The late 1900s was a time of deconstruction and appropriation as meaning and originality in art lost weight. The possibility for authentic expression remains questionable as artistic imagination in the 21st century has become a territory for hunting and gathering—borrowing and repurposing.

The filmmaker Jean-Luc Godard claimed: “It’s not where you take things from—it’s where you take them to.”

J. Tim Raymond is best known for his intimate small- and medium-scale semi-abstract land and seascapes, as well as pen and ink sketches of actors on various Buffalo stages. Raymond’s enthusiasm for thrift store exploration led him to collect disowned photo murals of generic nature scenes that he began altering with imagery clipped and curated from stacks of vintage and contemporary magazines.
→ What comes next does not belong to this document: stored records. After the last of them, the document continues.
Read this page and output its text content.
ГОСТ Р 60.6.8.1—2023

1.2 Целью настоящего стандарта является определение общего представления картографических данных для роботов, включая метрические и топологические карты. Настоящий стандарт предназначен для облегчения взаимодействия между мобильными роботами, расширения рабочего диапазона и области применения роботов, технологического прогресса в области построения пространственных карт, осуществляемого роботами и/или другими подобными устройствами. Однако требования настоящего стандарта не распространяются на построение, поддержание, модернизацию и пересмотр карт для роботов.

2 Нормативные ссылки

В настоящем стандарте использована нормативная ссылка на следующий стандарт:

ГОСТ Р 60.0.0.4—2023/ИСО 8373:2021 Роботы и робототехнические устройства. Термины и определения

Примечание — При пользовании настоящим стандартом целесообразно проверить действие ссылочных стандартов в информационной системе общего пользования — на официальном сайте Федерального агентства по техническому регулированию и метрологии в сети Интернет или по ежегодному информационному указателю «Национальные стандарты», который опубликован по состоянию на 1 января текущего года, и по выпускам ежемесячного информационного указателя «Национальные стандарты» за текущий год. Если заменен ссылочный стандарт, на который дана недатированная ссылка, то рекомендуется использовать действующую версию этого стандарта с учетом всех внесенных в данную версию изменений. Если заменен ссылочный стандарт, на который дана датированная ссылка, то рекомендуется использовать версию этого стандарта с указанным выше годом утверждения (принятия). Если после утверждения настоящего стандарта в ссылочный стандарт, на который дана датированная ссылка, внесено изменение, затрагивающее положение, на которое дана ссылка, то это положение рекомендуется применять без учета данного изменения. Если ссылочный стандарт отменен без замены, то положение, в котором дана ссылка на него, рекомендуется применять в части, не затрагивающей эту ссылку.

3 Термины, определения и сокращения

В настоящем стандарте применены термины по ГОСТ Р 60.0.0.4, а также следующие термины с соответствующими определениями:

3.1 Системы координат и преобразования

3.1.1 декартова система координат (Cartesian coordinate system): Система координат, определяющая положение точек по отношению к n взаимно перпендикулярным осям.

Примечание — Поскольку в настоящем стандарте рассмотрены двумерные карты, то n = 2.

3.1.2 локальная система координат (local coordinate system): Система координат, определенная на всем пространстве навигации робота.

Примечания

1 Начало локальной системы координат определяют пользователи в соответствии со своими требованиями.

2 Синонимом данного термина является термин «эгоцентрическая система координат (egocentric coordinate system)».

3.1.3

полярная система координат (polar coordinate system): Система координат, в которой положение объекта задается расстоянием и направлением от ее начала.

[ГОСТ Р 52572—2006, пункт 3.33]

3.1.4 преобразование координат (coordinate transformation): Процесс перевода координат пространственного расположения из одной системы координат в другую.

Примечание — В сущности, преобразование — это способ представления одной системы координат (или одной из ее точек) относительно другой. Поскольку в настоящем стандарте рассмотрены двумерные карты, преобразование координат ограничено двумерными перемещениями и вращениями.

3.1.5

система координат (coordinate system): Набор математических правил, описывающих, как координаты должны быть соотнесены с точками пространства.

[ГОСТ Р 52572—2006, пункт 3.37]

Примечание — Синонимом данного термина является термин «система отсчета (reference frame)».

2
His earlier paintings are lonely spacious realms of neutral tones and unpeopled places. Magazine Ladies sparkles with inky jewel-tones and burst with lively female forms and all manner of the 10,000 things (per Lao Tzu) torn from the printed page. According to the artist statement, these 16 new works relate to the “expedient bargaining with the future of the human race.”

Raymond’s intention is reflected in dreamlike vistas full of curious elements. Hands grasp tree trunks, towels drape over branches. Beaches are awash with chaotic debris. Sirens Wailing shows hunters with rifles as disembodied faces cry out—a timely comment on gun culture. Lake of Sorrows features a pair of snake eyes dice floating on glassy water. The artist’s visual contemplations conjure questions without answers—like Zen koans. Poetic juxtapositions suggest a sum far greater than its parts—the phenomenal world of the artist’s altered pictures seems to be constantly shifting.

A childhood activity may have been the seed for Raymond’s current collage style. His father’s military career required frequent family relocation to new destinations. During long car trips, he entertained himself in the backseat with magazine pictures of automobiles that he meticulously altered to appear like the state police vehicles that he observed out the window glass.

The appeal of handmade human-scale work is found here. Artful handling of humble materials has its own grace and a natural authentic presence. As slick large-scale digital prints have become the standard media of contemporary art, analog collage may be discounted as the facile terrain of craft projects, teenage bedroom walls, and scrapbook hobbyists. This myth fails to recognize the power of play involved in mining print media artifacts as treasures for the soul to ponder and reinvent. Raymond succeeds at directing his paper characters into theatrical scenes worthy of a second and third look.

Magazine Ladies is up through February 22.